Howe's movies were well received by the public. Venues were often filled when he showed his movie. By 1903, he controlled six traveling movie companies based in Wilkes-Barre. Although most of his competitors went out of business with the rise of nickelodeons around 1905, Howe's film company continued to operate, primarily focusing on large cities. Howe, along with Burton Holmes and Fred Niblo, was invited to participate in the Motion Picture Patents Company in October 1909. From 1912 to 1919, he was active in the United States and Canada.

In the 1910s, Howe made films about the industry, and made war films during World War I. Howe was involved in making films from a flying airplane as early as 1911.
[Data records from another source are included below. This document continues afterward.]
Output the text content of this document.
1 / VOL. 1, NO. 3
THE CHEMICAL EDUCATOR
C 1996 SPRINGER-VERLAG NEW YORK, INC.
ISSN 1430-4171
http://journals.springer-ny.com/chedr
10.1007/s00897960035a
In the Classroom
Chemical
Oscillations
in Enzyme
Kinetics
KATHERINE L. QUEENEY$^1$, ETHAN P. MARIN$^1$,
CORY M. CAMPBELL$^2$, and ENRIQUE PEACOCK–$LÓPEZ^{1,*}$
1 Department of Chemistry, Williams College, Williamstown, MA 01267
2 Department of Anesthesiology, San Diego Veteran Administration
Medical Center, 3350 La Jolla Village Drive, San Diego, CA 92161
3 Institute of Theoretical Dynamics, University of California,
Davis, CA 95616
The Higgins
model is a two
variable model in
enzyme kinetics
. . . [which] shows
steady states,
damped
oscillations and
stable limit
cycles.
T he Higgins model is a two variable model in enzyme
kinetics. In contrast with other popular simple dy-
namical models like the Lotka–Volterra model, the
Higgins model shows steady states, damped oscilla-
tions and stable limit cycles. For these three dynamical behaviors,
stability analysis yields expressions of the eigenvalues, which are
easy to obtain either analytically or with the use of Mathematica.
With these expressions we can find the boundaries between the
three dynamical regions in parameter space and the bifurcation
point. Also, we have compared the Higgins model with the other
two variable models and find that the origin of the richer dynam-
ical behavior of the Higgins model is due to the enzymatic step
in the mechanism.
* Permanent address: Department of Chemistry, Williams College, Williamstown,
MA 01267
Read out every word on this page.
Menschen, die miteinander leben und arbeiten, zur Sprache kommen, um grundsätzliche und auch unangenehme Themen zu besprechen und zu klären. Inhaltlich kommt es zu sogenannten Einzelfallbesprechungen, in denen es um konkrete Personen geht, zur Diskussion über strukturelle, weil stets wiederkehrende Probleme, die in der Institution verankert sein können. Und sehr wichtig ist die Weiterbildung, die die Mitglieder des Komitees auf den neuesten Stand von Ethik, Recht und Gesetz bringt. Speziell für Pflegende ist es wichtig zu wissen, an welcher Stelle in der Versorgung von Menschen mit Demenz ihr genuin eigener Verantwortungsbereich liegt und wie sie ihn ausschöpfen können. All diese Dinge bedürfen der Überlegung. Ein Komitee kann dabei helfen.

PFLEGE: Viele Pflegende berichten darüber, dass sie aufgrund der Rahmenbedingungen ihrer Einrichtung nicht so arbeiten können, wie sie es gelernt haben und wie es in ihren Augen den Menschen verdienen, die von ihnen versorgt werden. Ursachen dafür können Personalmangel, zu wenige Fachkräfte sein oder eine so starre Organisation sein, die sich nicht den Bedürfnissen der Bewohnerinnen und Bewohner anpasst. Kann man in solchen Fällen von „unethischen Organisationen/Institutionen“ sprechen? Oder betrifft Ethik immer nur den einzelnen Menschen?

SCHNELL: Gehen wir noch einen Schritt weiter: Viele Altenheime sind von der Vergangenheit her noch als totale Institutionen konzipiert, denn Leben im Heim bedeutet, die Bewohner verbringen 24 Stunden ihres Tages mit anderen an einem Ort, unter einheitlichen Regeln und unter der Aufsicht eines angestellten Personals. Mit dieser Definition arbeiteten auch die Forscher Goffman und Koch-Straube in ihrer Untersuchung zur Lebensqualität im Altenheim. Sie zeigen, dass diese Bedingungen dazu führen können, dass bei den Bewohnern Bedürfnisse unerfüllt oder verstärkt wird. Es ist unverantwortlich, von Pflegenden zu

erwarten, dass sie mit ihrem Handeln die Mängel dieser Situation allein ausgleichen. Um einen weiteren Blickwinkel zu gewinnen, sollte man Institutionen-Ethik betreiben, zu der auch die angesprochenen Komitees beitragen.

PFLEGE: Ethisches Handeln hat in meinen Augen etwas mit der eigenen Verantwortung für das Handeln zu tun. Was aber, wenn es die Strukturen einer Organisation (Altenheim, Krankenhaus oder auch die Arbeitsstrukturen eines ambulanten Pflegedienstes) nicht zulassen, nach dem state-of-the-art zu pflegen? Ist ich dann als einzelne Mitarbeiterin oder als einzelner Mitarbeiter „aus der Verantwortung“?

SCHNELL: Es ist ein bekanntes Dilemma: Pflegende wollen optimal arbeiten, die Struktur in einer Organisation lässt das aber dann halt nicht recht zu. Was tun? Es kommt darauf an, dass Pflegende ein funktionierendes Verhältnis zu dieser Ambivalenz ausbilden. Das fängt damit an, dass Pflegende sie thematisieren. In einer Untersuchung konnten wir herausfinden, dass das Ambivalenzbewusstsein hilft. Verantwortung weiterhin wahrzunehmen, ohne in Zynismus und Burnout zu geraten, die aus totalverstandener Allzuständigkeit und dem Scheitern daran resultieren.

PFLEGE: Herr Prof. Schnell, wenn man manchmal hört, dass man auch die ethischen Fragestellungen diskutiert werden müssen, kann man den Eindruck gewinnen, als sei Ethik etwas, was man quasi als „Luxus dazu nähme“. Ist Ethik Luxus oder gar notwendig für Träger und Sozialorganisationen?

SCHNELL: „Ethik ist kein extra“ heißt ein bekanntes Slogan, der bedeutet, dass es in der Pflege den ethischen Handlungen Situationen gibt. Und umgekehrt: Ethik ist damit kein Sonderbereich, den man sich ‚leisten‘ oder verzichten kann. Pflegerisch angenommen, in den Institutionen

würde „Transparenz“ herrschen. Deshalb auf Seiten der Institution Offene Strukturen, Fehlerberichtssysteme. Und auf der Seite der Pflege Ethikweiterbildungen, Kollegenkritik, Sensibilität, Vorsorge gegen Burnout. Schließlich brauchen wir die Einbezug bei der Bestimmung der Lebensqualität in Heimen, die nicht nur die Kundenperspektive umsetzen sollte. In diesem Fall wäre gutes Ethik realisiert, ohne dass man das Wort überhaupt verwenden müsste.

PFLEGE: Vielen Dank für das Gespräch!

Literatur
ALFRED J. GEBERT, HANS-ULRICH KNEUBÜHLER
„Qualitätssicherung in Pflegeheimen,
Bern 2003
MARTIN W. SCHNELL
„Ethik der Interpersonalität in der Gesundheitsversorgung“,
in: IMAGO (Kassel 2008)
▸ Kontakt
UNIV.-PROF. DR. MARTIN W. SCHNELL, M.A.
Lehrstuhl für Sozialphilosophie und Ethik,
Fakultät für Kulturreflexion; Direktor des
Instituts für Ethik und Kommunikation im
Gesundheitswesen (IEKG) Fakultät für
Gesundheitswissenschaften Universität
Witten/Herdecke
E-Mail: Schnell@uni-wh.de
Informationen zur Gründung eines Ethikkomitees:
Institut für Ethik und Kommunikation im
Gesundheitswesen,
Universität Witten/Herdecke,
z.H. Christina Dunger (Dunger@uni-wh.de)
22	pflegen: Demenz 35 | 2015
One of Howe's films was Lyman H. Howe's Famous Ride on a Runaway Train, which was made in 1921. It was filmed from a moving train on a steep slope, producing a vertiginous affect, which influenced This Is Cinerama.

From 1922 to 1929, Howe produced a cartoon series called Hodge Podge.

Howe's circuit has been described as "quasi-Chautauqua".

Howe termed his films "high class" films. Specific examples of topics of his movies included the Olympic Games and the wedding of King Alfonso XIII of Spain. He also filmed the United States President Theodore Roosevelt's visit to Wilkes-Barre in 1905.

===Other work===
Howe trained the showman Edwin J. Hadley.

==Death and legacy==
Howe died on January 30, 1923, at the age of 66. His company continued to operate as a film laboratory after his death and into the 1930s, during which time it produced short films about the Great Depression.

A Pennsylvania state historical marker in Howe's honor was dedicated on September 18, 2000 in Wilkes-Barre, where he was born and spent most of his life.

In the 2010s, Howe's 1921 film Lyman H. Howe's Famous Ride on a Runaway Train turned up in the New Zealand Film Archive.

Howe was posthumously inducted into the Luzerne County Arts & Entertainment Hall of Fame in 2025.